Just why it took the top spot is easy to understand--the first film was good. It had a sense of humor, terrific special effects, nice jolts of action, and a story backed by characters we came to know and like. Mirroring that movie, this beauty also clocks in at 2.5 hours, but unlike the first film, you feel every stinking minute of it.

What happened along the way? Simple. Whereas the last movie was chaos and fun by way of the machine, this new movie is just chaos driving the machine. It’s such a relentless, over-the-top experience, a movie so determined to best the action in the previous film, that the screen can’t contain any of it, and so it spits it out.

Perhaps the best way to understand the experience of watching the movie is to stand in front of a front-loading washing machine. Pack it full with colorful clothing, toss in a few bras if you have them (something that would support, say, a woman with a figure like Megan Fox), and press start. Colors will begin to whirl, things will start to spin, you’ll recognize glimpses of what you’ve seen before, and then, if you’ve really overpacked the machine, really stuffed it full, it eventually will go off balance and shake the room until your fillings falls out. The end.

Here is a movie of two parts. On one hand, you can appreciate the special effects for the effort that went into achieving them. On the other hand, those same special effects are part of the problem. Just as the script is a muddy disaster that does nothing to inform the characters with new levels of interest, that muddiness also is reflected in the storyline, which goes something like this.

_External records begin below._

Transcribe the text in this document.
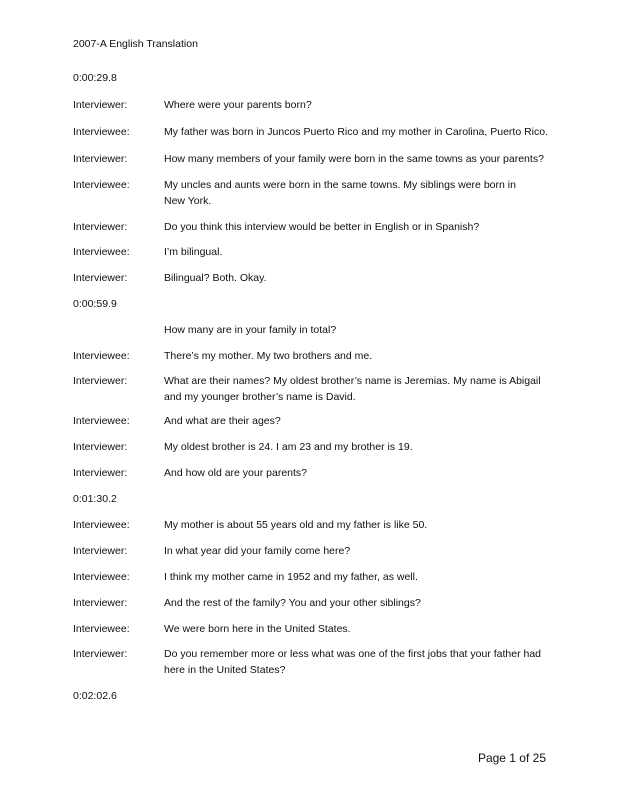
2007-A English Translation
0:00:29.8
Interviewer:	Where were your parents born?
Interviewee:	My father was born in Juncos Puerto Rico and my mother in Carolina, Puerto Rico.
Interviewer:	How many members of your family were born in the same towns as your parents?
Interviewee:	My uncles and aunts were born in the same towns. My siblings were born in New York.
Interviewer:	Do you think this interview would be better in English or in Spanish?
Interviewee:	I’m bilingual.
Interviewer:	Bilingual? Both. Okay.
0:00:59.9
How many are in your family in total?
Interviewee:	There’s my mother. My two brothers and me.
Interviewer:	What are their names? My oldest brother’s name is Jeremias. My name is Abigail and my younger brother’s name is David.
Interviewee:	And what are their ages?
Interviewer:	My oldest brother is 24. I am 23 and my brother is 19.
Interviewer:	And how old are your parents?
0:01:30.2
Interviewee:	My mother is about 55 years old and my father is like 50.
Interviewer:	In what year did your family come here?
Interviewee:	I think my mother came in 1952 and my father, as well.
Interviewer:	And the rest of the family? You and your other siblings?
Interviewee:	We were born here in the United States.
Interviewer:	Do you remember more or less what was one of the first jobs that your father had here in the United States?
0:02:02.6
Page 1 of 25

Reprising his role as Sam Witwicky is Shia LaBeouf, who is off to his first year at college when he realizes that etched into his brain are symbols the evil Decepticons need in order to harness a machine in one of Egypt’s pyramids in an effort to destroy the sun and thus all life on Earth. Oh, the Autobots are fully behind Sam, and so along with the Sam’s peeps--his love interest Mikaela Banes (Fox), Agent Simmons (John Turturro), Capt. Lennox (Josh Duhamel) and Sgt. Epps (Tyrese Gibson)--they all fight the big fight in an effort to keep the Decepticons down.

While nobody will accuse the movie of being light on action, action alone isn’t the only ingredient necessary to pull off a successful action movie. There must be a connection to the characters. There has to be a level of cohesion to the storyline. Our best action films aren’t those in which you only are in awe of the special effects, but those that also leave you feeling genuine concern for the survival of the characters you’ve come to admire.

On that level, “Transformers 2: Revenge of the Fallen” fails so spectacularly, it trips itself up from the get-go and it falls flat on its face.